In December 1901, Guglielmo Marconi established wireless communication between
Britain and Newfoundland, earning him the Nobel Prize in physics in 1909.
On March 25, 1925, Scottish inventor John Logie Baird publicly demonstrated the
transmission of moving pictures at the London department store. After midcentury the spread of
coaxial cable and microwave radio relay allowed television networks to spread across even large
countries.
It was not until the 1960s that researchers started to investigate packet switching — a
technology that would allow chunks of data to be sent to different computers without first
passing through a centralized mainframe. A four-node network emerged on December 5, 1969.
This network would become ARPANET, which by 1981 would consist of 213 nodes.
In September 1981, Internet Protocol/ Transmission Control Protocol was introduced.
The TCP/IP protocol is much of the Internet relies upon today. Internet access became
widespread late in the century, using the old telephone and television networks.
In 1990, the code for what was now called the “World Wide Web” was developed, as
well as the standards for HTML, HTTP and URL. In modern times, telecommunications involves the use of electrical devices such as the
telegraph, telephone, and teleprinter, the use of radio and microwave communications, fiber
optics and their associated electronics, plus the use of the orbiting satellites and the Internet

1. Read and translate the text. Answer the following questions.
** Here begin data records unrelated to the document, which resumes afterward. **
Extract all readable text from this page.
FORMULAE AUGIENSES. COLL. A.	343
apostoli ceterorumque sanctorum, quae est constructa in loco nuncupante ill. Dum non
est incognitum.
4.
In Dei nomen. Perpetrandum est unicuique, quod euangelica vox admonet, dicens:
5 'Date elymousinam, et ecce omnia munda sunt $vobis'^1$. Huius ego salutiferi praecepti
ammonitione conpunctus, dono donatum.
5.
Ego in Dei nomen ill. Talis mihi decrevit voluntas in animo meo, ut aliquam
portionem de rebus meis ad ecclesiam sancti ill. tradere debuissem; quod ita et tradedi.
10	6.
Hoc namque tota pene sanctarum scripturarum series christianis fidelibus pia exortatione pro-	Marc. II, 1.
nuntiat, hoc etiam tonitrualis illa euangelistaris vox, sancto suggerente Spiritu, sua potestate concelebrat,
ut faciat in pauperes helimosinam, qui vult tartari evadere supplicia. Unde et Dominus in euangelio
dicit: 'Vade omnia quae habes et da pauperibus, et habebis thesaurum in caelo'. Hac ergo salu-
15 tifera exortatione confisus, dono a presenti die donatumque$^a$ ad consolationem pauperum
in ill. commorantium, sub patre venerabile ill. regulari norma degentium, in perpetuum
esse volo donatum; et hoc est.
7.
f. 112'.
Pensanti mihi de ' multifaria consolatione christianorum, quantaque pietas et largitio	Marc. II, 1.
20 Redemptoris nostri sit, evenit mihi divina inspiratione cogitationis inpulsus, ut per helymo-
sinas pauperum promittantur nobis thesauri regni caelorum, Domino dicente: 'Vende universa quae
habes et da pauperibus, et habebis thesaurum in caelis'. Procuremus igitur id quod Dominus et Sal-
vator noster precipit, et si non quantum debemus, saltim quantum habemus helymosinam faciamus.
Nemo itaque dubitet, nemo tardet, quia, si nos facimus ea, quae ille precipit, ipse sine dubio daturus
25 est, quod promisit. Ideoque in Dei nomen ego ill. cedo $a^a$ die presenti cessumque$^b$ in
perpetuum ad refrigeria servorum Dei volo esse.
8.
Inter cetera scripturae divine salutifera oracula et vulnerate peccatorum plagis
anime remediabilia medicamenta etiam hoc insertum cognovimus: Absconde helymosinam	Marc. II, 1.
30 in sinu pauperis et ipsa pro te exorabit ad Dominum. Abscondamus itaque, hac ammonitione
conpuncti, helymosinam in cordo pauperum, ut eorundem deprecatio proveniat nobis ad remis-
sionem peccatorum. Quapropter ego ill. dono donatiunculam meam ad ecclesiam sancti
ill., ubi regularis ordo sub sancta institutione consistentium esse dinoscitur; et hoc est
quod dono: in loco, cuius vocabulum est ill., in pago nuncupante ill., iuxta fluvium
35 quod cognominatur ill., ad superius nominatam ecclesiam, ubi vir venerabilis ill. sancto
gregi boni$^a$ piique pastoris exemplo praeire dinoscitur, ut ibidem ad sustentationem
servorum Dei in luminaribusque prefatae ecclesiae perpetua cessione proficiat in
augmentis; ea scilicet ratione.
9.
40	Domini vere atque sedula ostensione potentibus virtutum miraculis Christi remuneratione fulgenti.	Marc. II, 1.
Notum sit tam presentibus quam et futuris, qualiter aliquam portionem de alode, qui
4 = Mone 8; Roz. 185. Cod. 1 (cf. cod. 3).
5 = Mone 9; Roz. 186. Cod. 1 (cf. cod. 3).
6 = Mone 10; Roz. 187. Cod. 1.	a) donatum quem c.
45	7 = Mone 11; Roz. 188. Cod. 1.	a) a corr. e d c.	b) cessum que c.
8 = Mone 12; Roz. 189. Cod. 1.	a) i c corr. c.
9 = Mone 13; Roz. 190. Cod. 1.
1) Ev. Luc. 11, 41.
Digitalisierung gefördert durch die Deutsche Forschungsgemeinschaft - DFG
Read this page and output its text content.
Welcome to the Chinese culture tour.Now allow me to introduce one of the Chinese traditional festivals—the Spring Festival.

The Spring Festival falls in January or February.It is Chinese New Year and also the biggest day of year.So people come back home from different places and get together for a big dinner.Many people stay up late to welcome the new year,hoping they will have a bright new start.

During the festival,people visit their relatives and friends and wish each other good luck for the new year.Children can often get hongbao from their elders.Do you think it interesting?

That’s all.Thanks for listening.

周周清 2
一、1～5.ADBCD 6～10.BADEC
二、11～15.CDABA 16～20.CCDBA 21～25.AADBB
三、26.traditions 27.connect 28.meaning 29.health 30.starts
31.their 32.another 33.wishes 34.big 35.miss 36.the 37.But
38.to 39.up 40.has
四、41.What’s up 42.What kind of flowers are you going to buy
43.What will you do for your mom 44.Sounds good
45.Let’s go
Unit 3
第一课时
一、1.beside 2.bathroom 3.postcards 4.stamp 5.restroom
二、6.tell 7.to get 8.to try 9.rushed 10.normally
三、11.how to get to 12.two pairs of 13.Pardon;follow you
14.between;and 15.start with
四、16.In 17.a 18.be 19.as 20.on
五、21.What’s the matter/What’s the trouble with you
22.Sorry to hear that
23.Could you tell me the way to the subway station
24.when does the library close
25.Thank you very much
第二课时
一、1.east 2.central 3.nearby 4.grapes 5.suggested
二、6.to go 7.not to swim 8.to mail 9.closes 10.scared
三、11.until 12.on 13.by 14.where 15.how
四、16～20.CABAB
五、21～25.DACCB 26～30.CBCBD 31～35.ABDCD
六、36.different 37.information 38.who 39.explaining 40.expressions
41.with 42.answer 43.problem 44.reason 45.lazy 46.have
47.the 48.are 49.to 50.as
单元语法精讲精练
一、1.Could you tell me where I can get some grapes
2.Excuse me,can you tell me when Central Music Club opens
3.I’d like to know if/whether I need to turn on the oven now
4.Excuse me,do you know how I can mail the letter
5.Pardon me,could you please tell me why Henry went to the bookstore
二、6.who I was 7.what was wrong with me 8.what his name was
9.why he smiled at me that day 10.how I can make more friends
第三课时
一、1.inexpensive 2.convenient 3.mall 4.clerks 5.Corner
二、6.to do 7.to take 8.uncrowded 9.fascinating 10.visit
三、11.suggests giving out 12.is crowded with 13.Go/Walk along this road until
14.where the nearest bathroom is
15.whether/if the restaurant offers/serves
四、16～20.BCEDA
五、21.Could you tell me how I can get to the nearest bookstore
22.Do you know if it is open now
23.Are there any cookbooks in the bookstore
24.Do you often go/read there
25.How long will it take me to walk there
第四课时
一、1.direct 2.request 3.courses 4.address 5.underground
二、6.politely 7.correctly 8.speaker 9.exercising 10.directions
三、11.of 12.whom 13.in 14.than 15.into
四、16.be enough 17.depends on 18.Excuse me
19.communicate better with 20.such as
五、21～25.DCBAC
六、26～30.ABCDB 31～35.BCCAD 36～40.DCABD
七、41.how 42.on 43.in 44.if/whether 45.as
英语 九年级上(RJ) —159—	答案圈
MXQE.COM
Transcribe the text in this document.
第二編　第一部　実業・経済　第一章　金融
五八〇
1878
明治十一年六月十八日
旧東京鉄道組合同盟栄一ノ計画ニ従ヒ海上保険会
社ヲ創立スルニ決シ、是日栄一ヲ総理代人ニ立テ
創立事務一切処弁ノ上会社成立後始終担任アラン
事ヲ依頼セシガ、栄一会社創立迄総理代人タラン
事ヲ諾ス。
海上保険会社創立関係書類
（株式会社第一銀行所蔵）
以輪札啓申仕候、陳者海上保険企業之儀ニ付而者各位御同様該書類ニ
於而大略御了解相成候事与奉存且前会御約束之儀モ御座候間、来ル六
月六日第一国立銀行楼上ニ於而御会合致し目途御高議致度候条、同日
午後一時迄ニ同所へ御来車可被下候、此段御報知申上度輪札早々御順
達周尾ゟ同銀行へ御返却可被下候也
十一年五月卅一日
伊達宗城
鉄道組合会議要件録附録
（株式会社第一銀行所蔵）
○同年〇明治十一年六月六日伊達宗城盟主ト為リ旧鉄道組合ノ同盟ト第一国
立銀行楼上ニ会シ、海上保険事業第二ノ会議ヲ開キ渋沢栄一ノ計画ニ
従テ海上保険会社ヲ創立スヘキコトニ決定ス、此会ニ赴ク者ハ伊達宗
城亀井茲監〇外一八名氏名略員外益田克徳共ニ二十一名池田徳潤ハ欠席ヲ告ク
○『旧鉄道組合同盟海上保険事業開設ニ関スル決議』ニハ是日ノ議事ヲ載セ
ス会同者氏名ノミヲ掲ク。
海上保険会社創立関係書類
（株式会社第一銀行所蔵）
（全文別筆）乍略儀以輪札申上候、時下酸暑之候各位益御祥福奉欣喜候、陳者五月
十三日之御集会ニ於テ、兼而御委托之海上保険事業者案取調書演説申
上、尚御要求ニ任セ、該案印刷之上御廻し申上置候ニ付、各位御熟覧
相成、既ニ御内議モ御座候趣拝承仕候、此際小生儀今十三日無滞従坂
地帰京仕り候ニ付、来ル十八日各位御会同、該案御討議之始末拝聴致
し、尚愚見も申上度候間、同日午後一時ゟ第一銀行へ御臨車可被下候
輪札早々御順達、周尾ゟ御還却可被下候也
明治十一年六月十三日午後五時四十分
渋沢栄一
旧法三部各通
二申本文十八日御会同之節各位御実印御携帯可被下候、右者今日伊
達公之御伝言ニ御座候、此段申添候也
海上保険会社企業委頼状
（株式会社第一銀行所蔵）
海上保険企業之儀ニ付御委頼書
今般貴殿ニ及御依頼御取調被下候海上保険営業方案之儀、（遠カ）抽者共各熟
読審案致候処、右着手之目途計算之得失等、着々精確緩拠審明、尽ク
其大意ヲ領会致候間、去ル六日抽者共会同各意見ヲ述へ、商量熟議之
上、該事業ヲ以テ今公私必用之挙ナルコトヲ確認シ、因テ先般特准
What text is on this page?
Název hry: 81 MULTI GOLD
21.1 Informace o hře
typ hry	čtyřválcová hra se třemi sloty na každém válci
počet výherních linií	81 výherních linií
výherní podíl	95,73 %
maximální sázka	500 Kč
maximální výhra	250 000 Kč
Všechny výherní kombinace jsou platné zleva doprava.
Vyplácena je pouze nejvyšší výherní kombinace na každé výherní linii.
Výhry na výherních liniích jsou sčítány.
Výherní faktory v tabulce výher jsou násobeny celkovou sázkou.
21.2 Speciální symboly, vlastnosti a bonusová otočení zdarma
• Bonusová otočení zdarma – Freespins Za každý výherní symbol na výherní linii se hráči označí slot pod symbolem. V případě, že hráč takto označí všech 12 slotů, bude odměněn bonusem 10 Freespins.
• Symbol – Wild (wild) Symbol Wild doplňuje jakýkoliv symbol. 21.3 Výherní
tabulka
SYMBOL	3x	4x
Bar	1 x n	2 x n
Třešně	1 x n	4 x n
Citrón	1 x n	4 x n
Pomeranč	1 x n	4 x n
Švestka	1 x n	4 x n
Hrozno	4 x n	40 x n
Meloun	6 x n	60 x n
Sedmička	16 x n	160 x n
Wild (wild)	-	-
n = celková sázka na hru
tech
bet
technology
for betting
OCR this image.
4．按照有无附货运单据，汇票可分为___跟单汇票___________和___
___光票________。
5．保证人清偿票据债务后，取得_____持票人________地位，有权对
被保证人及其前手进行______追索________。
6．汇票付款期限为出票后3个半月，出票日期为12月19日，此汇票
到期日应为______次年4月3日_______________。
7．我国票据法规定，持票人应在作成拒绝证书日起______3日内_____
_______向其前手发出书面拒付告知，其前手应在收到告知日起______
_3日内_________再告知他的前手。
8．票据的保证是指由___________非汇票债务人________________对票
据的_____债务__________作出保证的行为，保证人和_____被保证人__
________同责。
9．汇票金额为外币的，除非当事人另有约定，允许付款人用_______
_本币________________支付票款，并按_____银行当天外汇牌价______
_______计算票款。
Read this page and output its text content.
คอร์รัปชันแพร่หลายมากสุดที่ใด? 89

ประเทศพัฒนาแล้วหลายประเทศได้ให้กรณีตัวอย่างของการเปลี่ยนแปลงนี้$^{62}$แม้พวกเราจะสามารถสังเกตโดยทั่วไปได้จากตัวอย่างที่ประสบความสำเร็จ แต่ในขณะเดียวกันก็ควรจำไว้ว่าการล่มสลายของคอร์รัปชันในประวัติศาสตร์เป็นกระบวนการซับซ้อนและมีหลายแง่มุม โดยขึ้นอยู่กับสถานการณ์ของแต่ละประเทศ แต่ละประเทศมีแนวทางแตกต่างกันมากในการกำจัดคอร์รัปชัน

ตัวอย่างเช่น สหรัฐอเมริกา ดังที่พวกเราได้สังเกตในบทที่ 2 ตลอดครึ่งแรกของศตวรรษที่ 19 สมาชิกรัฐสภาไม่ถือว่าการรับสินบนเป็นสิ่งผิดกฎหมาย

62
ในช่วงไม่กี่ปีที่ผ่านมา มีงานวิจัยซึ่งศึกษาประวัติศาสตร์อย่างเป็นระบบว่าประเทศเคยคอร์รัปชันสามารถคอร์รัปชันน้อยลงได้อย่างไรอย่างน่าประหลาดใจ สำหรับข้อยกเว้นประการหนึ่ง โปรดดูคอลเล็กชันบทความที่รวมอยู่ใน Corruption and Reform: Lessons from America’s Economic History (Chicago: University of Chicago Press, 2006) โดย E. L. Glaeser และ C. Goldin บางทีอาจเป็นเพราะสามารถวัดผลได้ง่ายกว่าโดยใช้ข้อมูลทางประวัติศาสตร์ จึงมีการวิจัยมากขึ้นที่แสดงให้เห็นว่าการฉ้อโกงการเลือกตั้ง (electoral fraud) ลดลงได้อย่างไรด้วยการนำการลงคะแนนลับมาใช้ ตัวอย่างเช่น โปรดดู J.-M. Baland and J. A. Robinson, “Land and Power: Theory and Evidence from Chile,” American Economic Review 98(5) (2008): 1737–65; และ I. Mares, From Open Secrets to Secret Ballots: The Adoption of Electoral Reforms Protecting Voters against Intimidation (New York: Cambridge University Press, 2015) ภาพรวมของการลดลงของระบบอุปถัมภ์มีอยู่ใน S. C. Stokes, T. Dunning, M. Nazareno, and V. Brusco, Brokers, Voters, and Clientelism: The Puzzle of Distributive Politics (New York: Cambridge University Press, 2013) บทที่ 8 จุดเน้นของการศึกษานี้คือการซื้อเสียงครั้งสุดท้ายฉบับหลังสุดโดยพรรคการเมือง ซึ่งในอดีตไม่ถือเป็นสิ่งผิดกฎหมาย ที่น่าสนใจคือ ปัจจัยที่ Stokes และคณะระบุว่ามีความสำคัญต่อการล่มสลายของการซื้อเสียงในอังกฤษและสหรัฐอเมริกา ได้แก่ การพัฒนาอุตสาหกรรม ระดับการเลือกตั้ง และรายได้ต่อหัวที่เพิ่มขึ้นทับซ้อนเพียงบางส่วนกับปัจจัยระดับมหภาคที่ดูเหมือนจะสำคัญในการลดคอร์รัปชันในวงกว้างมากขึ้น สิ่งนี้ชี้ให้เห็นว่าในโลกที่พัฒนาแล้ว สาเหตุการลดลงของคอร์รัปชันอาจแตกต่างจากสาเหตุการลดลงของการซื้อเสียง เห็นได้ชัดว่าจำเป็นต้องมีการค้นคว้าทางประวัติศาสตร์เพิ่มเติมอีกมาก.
1. What did early telecommunications include?

2. Who built the first semaphore system?

3. What did semaphore as a communication system suffer from?

4. When was the first commercial electric telegraph constructed?

5. It used the deflection of needles to represent messages, didn't it?

6. What did Samuel Morse do on the other side of the Atlantic Ocean?

7. What happened on 27 July 1866?

8. Has the international use of the telegraph sometimes been dubbed the "Victorian Internet”?

9. What do you know about the first commercial telephone services?

10. What did Guglielmo Marconi do in December 1901?

2. Translate the following equivalents from the text and memorize them.

Smoke signals, visual telegraphy, skilled operators, to represent messages, the patented invention, transatlantic communication, to establish wireless communication, to investigate packet switching, to become widespread, orbiting satellites.

3. Multiple choice:

1. The first was constructed in England by Sir Charles Wheatstone and Sir William Fothergill Cooke:

a) moving picture;

b) electrical telegraph;

c) lightning rod.

2. , Guglielmo Marconi established wireless communication between Britain and Newfoundland.

a) In December, 1901;

b) On March, 1925;

c) On April, 1839.

3. The spread of allowed television networks to spread across large countries.

a) electrical telegraph;

b) commercial telephone services;

c) coaxial cable and microwave radio relay.